Ya hay 18 casas que están consumiendo el gas y la región como tal tiene 78.
Una cosa importantísima es que cuando analizamos algunos salideros como tal de hidrocarburo líquido, analizamos unos compuestos llamados diamantoides».
¿Cuál es la importancia de esos compuestos?
«Señalo que no son diamantes, sino que su estructura química es muy similar a la del diamante. Es la primera vez que encontramos eso en nuestro país.
¿Qué significa que aparezcan esos diamantoides en las muestras? Que es una muestra muy madura. O sea, térmicamente el hidrocarburo que está asociado a ese gas que emana en Jobo Arriba es un hidrocarburo ligero.
Pero el lugar es de difícil acceso.
Si nosotros logramos encontrar eso en otra parte del país, sería muy conveniente.
Por ejemplo, ya se visitó el área de Motembo, Corralillo, en Villa Clara. Quedan pendientes partes en Anton Díaz, también en esa provincia, y en Martín Mesa, Pinar del Río.

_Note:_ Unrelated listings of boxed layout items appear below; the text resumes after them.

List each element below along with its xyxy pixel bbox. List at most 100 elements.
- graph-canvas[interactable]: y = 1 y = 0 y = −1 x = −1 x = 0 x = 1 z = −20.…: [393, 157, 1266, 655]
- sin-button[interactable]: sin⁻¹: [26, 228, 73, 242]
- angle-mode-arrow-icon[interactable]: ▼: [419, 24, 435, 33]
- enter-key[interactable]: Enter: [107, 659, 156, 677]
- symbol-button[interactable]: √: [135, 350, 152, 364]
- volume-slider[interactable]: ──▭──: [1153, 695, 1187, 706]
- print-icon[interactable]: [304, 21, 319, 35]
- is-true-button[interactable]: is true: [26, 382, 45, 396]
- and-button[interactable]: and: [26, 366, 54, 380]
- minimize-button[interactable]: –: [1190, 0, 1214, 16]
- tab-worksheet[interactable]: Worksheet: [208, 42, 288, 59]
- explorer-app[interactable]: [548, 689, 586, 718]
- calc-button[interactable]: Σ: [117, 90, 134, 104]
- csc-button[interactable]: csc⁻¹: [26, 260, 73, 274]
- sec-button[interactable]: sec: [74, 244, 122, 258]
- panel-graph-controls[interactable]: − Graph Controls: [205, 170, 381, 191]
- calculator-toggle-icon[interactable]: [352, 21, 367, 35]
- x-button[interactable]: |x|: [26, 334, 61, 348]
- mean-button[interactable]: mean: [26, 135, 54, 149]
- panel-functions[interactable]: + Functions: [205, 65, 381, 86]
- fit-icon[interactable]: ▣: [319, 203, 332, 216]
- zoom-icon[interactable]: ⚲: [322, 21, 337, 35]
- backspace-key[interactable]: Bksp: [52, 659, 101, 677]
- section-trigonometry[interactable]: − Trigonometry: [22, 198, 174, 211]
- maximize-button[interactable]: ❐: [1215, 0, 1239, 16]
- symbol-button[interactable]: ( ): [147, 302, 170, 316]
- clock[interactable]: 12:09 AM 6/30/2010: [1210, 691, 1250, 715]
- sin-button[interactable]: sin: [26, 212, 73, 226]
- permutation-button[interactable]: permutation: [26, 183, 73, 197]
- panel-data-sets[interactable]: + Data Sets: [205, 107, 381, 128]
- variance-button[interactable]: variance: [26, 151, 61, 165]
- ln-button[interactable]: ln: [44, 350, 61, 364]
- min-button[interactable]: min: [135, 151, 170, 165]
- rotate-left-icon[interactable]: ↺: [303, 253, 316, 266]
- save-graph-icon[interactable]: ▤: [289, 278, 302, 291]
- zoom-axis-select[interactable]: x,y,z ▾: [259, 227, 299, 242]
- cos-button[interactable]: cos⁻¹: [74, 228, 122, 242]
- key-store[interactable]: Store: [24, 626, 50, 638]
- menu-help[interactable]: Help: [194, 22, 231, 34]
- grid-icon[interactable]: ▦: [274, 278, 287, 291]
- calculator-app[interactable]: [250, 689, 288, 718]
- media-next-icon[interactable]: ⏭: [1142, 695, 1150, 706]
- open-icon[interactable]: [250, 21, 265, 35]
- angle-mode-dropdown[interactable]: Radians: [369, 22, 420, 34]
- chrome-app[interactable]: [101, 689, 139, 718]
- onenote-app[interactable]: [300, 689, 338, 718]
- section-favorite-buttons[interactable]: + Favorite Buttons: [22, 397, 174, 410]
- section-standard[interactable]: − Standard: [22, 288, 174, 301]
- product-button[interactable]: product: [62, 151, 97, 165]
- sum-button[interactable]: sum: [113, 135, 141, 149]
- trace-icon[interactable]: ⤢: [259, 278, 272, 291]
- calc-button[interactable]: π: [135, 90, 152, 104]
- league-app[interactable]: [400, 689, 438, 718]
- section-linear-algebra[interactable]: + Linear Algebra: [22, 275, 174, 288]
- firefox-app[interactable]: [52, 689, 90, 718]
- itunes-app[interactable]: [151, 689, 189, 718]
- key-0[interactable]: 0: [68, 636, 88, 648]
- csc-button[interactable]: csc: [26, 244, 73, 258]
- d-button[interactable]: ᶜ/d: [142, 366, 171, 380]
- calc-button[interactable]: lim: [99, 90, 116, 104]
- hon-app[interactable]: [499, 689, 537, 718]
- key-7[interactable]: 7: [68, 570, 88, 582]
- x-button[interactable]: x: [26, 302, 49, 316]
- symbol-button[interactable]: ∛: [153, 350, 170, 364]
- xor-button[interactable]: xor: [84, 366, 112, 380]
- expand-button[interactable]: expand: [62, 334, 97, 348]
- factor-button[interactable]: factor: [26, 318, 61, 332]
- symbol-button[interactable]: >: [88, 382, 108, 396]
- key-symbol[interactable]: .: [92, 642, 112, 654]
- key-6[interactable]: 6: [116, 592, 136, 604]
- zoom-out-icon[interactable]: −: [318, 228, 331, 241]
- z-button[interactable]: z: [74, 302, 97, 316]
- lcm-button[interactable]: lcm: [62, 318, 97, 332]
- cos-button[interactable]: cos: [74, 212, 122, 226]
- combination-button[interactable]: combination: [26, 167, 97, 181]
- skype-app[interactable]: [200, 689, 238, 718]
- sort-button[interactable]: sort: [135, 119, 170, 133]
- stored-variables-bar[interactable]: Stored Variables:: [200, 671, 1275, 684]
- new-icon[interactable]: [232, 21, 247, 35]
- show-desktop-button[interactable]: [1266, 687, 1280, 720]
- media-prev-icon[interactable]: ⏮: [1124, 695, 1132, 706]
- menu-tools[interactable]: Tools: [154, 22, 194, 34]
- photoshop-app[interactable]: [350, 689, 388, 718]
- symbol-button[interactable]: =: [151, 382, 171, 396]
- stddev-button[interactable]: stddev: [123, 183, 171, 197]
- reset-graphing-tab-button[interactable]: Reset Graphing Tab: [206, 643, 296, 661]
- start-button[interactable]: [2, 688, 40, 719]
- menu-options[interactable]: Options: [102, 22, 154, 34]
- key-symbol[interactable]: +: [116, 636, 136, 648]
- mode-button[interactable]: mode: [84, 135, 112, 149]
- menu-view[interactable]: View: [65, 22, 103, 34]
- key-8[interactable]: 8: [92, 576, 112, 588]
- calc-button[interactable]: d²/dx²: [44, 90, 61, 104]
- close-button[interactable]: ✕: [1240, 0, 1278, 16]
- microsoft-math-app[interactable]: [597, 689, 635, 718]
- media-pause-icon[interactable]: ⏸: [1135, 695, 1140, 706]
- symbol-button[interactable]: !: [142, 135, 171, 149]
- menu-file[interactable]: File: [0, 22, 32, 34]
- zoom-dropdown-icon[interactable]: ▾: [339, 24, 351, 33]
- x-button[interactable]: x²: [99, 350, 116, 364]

Son áreas donde se conoce la existencia de esto mismo que estamos viendo acá en el oriente del país, manifestaciones superficiales de gas que las personas utilizan.
En Anton Díaz lo usan en viviendas, el consultorio de médicos de la familia y una escuela.
Y se quiere hacer un estudio, un barrido de lo que es Cuba, con la posibilidad de que parte de la población se beneficie, al menos mientras no se pueda realizar un estudio más amplio desde el punto de vista geológico de la región, para tratar de utilizar ese gas de forma comercial como tal».
¿Se pudiera localmente generar electricidad con ese gas?
:Sí, sí se puede. O sea, una de las cosas que se pretende hacer más adelante con el gas es a partir de reactores poder hacer colección del gas y poder tratar de generar energía a través de él, por lo menos en las áreas implicadas».
¿Qué se siente con el reconocimiento que le ha dado la FMC?
«Para una mujer, 23 de agosto, Vilma Espín, es una cosa que a uno le toca, ¿no? Yo particularmente en mi área de vivienda, aunque no tengo mucho tiempo, soy la responsable de asuntos sociales en mi bloque de la FMC.
Y atendemos a las jubiladas y jubilados. Se ha logrado inclusive que nuestras jubiladas cobren en una vivienda para que no tengan que hacer las colas de los bancos y eso en el Consejo Popular Santos Suárez, circunscripción 73, ahí vivo.